A common mental model: the execution role gets the container started; the task role is what the container can do once running.

ECS Services: Desired Count, Updates, and Deployment Strategies#

An ECS Service maintains a target number of running tasks (the desired count) and handles replacements automatically. Beyond that baseline, services support configurable deployment strategies: 🔗

Rolling update (default) — ECS gradually replaces old tasks with new ones. You control the pace with minimumHealthyPercent (how low the running count can drop) and maximumPercent (how high it can temporarily surge). For example, with a desired count of 4, minimumHealthyPercent: 50 and maximumPercent: 200, ECS can spin up 4 new tasks before terminating the old 4.
Blue/Green deployment (via CodeDeploy) — ECS provisions a completely new set of tasks (green), shifts traffic to them, and only then terminates the old set (blue). Supports canary and linear traffic shifting for progressive rollouts. Best used when zero-downtime deploys and easy rollback are critical.

ECS with ALB: Dynamic Port Mapping#

When running multiple tasks on the same EC2 instance (EC2 launch type), each task needs a unique host port, but you can’t hardcode port 8080 for every task. ECS solves this with dynamic port mapping: you set the host port to 0 in the task definition, and ECS assigns a random ephemeral port at runtime. The Application Load Balancer’s target group automatically learns the correct host:port mapping through ECS service integration, so traffic routing stays seamless regardless of how many tasks are running on a given host. 🔗

With Fargate and awsvpc networking mode, each task gets its own ENI and private IP, so dynamic port mapping is unnecessary — the task is directly addressable.

Networking Modes#

The networking mode in a task definition controls how containers inside the task communicate with each other and with the outside world: 🔗

bridge — The default for EC2 launch type. Containers connect through Docker’s virtual bridge network on the host. Port mapping (static or dynamic) is required to expose containers to external traffic.
host — The container uses the EC2 host’s network interface directly, bypassing Docker networking. Provides the lowest latency but means you can’t run two containers listening on the same port on the same host.
awsvpc — Each task gets its own Elastic Network Interface (ENI) with a private IP address within your VPC. This is the only mode supported on Fargate, and the recommended mode for EC2 as well. It gives each task full VPC-level networking features: security groups, VPC flow logs, and direct IP addressability. The trade-off is that EC2 instances have a limited number of ENIs, which caps how many awsvpc tasks can run per host.

ECS Auto Scaling#

ECS Services can scale the number of running tasks automatically using Application Auto Scaling: 🔗

Target Tracking — The simplest approach. You pick a metric (e.g., average CPU utilization at 60%, or ECS-specific metrics like RequestCountPerTarget from an ALB) and a target value. ECS adjusts the desired count to keep the metric near the target.
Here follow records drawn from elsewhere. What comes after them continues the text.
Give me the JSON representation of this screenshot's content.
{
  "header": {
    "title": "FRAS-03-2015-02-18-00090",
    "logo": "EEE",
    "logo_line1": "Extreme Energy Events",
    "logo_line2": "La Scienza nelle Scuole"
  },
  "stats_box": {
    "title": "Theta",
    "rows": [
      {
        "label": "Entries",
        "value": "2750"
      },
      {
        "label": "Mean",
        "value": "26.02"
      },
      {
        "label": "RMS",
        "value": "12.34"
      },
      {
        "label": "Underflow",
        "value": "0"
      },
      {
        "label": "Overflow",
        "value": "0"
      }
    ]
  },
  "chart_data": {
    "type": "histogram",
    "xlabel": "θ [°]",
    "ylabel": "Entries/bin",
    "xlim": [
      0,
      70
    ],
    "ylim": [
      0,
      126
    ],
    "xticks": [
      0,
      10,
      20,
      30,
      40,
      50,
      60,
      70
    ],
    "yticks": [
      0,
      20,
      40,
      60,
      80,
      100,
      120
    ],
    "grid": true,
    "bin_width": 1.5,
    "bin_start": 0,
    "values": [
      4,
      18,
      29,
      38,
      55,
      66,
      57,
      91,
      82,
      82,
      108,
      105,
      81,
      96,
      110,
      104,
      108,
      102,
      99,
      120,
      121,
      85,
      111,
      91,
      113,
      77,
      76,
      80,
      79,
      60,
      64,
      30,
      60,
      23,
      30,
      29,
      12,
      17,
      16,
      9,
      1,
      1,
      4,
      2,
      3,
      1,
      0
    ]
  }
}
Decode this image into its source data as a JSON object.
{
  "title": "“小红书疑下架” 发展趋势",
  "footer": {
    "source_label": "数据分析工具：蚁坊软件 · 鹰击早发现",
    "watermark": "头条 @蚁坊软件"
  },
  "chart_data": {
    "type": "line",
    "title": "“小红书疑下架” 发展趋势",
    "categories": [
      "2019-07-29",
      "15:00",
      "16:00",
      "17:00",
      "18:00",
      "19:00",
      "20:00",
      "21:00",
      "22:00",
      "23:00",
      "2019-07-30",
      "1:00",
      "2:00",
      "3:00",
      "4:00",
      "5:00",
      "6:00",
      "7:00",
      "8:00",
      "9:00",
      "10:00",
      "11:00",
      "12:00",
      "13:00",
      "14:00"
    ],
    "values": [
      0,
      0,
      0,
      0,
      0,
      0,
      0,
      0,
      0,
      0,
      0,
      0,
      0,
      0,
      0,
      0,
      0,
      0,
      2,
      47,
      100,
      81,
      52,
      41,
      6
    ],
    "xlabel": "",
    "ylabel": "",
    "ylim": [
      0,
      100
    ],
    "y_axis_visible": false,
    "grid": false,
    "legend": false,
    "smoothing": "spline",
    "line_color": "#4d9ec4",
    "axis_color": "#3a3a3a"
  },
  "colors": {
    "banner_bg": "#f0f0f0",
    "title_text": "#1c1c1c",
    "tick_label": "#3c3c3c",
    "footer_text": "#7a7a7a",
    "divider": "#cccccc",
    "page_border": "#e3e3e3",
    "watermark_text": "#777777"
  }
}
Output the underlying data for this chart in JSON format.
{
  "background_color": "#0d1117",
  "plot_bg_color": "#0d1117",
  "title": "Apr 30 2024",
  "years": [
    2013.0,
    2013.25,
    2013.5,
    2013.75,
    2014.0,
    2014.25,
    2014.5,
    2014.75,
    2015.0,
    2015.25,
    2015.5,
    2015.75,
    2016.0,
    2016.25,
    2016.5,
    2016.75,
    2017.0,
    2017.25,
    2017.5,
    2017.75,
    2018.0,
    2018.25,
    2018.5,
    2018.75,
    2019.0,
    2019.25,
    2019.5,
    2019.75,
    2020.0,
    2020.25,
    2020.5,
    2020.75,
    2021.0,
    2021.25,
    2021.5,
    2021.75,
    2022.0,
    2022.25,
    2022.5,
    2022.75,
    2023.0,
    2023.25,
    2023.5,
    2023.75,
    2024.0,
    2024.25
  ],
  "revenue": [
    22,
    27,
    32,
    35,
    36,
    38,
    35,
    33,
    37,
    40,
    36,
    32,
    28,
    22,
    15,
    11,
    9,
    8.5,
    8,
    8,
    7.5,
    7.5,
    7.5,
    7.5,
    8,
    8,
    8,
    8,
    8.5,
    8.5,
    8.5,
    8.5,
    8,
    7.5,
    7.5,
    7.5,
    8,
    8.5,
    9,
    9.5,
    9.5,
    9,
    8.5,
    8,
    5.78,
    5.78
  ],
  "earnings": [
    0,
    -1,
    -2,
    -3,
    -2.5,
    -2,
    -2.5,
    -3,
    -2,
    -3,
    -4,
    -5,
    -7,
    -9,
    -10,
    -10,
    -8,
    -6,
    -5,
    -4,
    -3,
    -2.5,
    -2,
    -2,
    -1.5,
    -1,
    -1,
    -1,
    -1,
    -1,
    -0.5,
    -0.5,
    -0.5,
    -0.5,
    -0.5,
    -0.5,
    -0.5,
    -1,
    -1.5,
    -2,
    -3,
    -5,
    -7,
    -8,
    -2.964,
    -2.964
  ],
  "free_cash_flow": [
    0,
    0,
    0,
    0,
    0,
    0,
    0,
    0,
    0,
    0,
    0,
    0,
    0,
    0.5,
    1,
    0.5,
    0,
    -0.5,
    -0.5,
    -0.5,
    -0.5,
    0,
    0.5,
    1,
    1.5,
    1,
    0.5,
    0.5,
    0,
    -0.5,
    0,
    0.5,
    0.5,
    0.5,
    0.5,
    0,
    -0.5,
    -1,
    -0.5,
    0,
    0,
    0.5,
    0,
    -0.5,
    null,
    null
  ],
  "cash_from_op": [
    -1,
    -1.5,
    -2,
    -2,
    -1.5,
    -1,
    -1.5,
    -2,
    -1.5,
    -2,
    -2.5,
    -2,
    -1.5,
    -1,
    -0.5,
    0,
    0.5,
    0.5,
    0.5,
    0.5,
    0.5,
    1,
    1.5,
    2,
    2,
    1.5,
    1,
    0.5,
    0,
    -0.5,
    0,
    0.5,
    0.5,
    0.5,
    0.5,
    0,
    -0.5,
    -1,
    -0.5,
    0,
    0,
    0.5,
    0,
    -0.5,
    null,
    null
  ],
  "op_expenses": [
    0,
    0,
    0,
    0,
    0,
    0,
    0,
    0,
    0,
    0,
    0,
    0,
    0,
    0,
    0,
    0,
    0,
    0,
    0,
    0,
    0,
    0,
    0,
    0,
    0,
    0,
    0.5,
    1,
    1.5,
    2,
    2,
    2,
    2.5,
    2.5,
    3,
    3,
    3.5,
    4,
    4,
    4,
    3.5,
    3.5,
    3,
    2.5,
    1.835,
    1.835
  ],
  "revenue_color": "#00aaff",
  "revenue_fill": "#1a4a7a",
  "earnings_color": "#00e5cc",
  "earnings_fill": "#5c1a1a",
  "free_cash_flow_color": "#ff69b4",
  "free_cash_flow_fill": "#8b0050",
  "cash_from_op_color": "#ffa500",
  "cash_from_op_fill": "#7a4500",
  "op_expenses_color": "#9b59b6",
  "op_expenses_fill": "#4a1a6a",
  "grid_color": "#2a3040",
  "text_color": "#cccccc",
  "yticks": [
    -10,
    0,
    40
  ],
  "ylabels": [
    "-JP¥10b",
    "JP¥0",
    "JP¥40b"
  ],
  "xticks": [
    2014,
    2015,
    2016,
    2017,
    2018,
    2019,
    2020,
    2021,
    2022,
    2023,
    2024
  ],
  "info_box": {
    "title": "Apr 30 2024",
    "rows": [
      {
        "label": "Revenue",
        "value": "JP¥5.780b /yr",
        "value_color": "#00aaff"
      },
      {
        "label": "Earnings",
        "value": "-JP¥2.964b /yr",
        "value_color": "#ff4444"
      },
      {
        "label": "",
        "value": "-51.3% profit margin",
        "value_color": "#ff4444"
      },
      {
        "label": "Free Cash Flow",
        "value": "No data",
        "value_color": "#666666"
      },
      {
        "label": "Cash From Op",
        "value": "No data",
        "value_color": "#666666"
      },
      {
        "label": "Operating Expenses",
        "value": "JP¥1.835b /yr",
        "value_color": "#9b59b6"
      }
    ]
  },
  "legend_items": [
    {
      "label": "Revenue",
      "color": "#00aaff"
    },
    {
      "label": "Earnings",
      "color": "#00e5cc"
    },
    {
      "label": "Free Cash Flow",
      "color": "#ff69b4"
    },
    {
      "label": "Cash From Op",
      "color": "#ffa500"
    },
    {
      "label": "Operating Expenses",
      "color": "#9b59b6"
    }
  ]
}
This is the recommended default.
Step Scaling — You define explicit scaling actions tied to CloudWatch alarm thresholds. Gives more granular control (e.g., add 2 tasks when CPU > 70%, add 5 tasks when CPU > 90%), at the cost of more configuration.

For EC2 launch type clusters, you also need to scale the underlying EC2 capacity independently. ECS Cluster Auto Scaling (using a Capacity Provider backed by an Auto Scaling Group) can automate this, ensuring there’s always enough EC2 capacity to place new tasks. 🔗

ECS with EventBridge for Event-Driven Tasks#

Not every workload is a long-running service. ECS tasks can be triggered on-demand in response to events using Amazon EventBridge. A common pattern: an EventBridge rule fires on a schedule (cron) or in response to an event (e.g., a file uploaded to S3, a DynamoDB stream event, or a custom application event), and the rule’s target is an ECS task. This lets you run batch jobs, data processing pipelines, or report generation workloads without keeping a task permanently running. 🔗

The ECS task in this pattern needs the Task Execution Role to launch, and a Task Role with permissions to access whatever AWS resources the job processes (S3, DynamoDB, etc.).